Several studies have shown that people who are co-infected
with HIV and HCV have significantly higher HCV levels (HCV RNA levels)
than are seen in people who are infected with HCV alone. One small
study also showed that hepatitis C viral load levels temporarily
increased significantly after starting highly active antiretroviral
therapies (HAART). However, HCV levels returned to pre-HAART levels
after 17–32 weeks while continuing on HAART. The researchers
speculated that HAART results in a better immune response, destroying
more HCV infected liver cells, which could result in the release
of HCV particles. Many researchers are now measuring HCV levels
before initiating HAART and closely monitoring that level after
starting HAART as there have been a few reports of reactivation
of hepatitis C. Currently, there is no good data to guide physicians
in making treatment decisions for HCV based on HCV viral load, since
no long-term natural history studies have yet been conducted. What
constitutes a “high” or “low” HCV viral
load has not yet been determined, nor do we know how various viral
load levels correlate to outcomes of disease and death. Several
other therapies are being studied for the treatment of hepatitis
C including thymosin alpha, interferon beta, oral alpha interferon
and amantadine (a common flu drug).
Summary
A vaccine and treatments for hepatitis C are desperately needed.

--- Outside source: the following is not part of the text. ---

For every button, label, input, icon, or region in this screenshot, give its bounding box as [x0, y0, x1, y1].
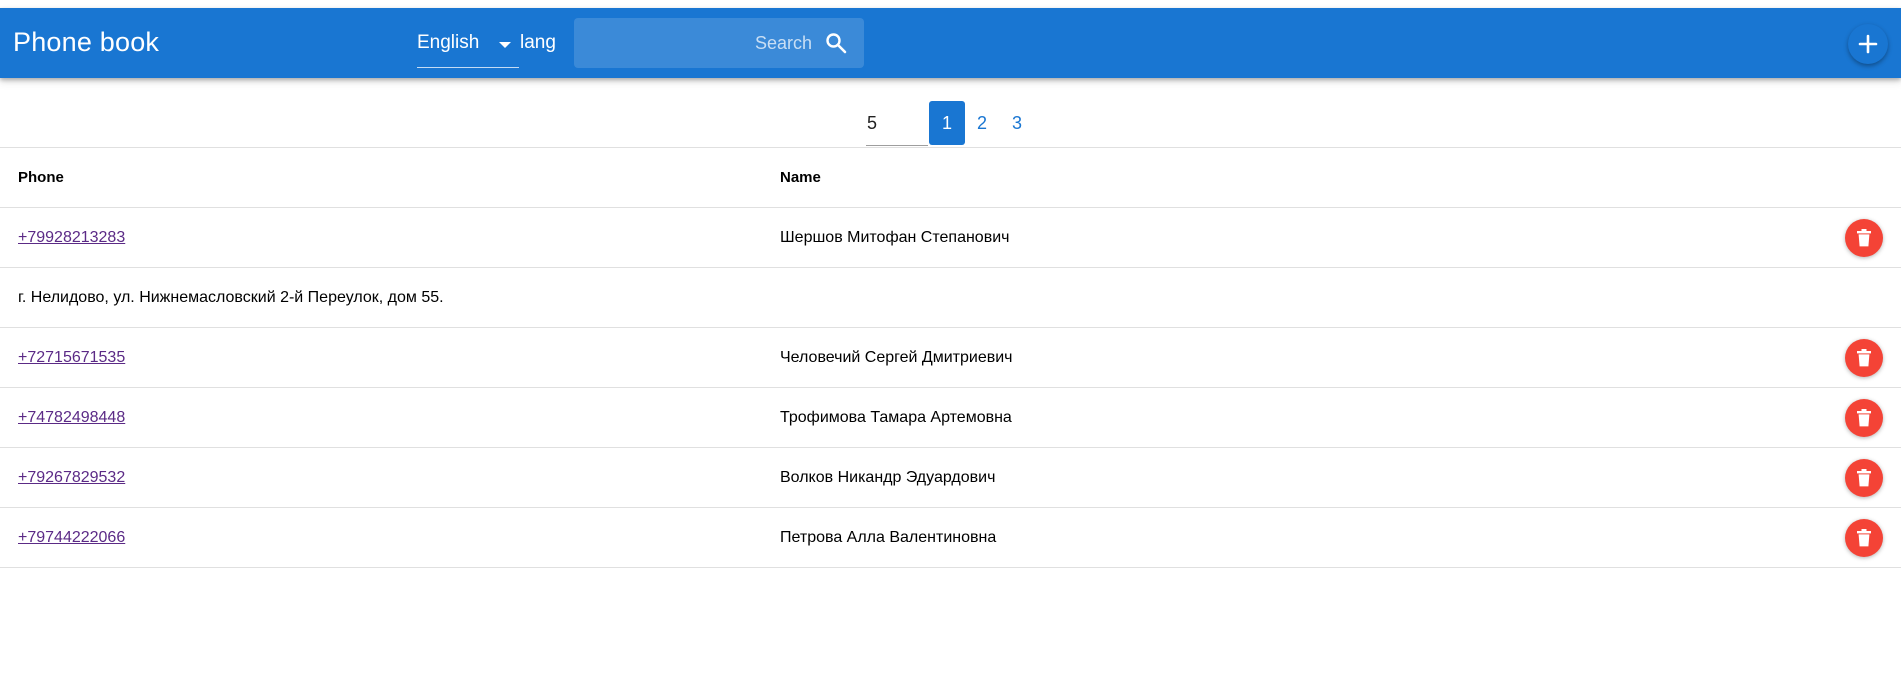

An effective public health campaign needs to be implemented to alert
the public about the dangers of hepatitis, especially hepatitis
C. Since the route of transmission for HAV, HBV and HCV is similar
to that of HIV, many people are co-infected with these viruses.

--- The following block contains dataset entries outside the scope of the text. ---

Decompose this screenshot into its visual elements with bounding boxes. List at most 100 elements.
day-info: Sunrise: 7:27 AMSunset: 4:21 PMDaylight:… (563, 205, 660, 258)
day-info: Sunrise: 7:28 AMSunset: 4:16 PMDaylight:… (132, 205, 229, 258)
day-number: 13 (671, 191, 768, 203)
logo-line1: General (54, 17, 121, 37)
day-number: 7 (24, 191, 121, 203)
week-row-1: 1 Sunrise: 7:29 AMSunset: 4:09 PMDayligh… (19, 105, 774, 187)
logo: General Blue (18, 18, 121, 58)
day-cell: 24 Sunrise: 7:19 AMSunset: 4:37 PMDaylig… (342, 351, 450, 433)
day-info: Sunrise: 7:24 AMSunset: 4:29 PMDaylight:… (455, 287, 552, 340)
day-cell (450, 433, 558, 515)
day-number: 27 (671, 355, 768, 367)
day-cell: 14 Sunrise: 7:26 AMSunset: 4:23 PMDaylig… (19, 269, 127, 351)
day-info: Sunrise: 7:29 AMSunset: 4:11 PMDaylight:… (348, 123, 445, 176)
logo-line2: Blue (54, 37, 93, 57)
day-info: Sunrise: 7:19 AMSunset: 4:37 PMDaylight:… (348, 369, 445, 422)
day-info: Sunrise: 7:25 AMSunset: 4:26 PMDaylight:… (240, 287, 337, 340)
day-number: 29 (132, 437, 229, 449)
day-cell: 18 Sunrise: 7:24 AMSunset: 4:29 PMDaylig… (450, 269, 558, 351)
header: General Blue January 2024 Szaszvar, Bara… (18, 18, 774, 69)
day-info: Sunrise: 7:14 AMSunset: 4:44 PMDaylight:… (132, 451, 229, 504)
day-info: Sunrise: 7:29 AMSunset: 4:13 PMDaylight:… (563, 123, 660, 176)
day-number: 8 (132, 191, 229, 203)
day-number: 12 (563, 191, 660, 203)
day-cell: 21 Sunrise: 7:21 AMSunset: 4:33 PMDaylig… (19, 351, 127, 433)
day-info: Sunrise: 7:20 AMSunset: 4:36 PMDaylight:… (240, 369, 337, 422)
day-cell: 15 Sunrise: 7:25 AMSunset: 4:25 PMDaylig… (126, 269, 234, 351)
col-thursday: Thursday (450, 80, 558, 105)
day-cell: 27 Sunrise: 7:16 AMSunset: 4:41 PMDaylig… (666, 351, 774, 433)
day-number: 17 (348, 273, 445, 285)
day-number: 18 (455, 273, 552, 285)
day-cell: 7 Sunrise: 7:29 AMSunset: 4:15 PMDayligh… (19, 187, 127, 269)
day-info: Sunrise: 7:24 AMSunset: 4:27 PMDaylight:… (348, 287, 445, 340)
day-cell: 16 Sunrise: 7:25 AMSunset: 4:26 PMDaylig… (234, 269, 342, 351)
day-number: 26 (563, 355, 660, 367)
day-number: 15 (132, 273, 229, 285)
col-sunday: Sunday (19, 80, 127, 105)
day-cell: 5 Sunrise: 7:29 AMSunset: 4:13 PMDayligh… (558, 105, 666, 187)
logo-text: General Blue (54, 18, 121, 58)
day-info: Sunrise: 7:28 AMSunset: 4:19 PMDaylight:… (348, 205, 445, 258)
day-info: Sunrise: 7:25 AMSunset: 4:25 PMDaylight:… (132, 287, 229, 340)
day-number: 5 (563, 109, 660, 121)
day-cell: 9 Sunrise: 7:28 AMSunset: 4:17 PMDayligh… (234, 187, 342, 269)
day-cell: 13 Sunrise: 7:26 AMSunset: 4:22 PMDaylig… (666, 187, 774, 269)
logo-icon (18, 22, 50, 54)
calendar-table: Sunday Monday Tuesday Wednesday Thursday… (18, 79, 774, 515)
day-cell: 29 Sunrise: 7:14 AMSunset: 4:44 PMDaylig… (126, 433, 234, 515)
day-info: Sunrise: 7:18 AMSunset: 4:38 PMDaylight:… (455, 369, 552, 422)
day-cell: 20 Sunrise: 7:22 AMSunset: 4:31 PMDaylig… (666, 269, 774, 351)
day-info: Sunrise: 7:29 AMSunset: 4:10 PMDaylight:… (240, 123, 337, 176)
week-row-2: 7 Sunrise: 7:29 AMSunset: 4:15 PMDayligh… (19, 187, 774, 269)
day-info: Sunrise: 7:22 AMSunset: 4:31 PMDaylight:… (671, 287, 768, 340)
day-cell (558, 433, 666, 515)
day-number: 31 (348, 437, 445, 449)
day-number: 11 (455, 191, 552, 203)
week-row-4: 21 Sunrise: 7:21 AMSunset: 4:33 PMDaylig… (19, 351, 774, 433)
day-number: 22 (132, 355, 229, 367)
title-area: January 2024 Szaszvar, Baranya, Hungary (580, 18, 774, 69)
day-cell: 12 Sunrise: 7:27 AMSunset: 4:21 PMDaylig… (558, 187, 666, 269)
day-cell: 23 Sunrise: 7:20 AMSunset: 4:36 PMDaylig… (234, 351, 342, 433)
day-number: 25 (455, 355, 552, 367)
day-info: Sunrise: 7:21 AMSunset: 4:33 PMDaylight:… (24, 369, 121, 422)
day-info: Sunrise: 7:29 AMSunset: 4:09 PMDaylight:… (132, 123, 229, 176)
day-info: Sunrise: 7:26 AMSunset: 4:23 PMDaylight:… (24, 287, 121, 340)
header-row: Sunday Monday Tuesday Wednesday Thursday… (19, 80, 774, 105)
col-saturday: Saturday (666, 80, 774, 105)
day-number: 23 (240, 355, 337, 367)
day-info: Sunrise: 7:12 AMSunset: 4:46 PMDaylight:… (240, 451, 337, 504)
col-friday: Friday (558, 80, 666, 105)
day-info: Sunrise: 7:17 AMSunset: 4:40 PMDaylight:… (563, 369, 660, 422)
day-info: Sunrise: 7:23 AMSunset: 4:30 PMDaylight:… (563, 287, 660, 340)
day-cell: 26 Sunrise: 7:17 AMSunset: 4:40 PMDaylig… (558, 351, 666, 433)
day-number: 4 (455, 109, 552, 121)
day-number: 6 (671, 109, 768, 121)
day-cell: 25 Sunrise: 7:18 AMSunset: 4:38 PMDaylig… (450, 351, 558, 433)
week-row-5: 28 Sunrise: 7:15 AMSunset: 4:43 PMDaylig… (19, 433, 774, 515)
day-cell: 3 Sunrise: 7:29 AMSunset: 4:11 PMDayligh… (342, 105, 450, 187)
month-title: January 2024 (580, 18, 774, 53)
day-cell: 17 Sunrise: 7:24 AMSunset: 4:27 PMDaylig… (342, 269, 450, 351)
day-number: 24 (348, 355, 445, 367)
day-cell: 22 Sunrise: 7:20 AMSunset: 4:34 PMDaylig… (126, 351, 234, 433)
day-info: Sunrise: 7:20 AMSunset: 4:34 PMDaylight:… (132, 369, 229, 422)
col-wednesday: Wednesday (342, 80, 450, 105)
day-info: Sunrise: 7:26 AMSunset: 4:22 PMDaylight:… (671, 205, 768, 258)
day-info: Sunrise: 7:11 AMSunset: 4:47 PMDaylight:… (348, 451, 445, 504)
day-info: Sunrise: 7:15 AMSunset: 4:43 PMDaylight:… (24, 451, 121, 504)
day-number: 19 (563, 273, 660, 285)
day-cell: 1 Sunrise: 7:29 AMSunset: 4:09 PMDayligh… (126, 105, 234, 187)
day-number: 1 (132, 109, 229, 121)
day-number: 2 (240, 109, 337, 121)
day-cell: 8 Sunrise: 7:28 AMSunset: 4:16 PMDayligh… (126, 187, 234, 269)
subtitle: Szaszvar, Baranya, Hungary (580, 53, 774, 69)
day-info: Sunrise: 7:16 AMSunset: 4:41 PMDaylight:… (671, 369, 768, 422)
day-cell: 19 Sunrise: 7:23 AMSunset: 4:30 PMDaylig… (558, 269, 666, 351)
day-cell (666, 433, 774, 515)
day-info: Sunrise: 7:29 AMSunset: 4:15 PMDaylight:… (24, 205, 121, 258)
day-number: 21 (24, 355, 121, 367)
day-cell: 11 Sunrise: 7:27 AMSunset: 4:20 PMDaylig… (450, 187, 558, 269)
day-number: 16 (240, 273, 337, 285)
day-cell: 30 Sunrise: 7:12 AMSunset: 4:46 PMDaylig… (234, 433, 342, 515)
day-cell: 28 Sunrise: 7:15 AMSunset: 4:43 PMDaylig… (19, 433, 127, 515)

It is important for people to find out whether they are co-infected
so that an appropriate treatment strategy can be put together. People
co-infected with HIV and HBV should talk to their physicians about
the various treatments for HBV and HIV. Some therapies are active
against both viruses. Combination therapy will likely result in
better activity against hepatitis B and hepatitis C. However, some
therapies may be broken down in the liver and may cause liver enzymes
to increase, potentially aggravating the hepatitis. On the other
hand, for someone who is HIV infected but not infected with HAV
or HBV, then vaccination should be considered.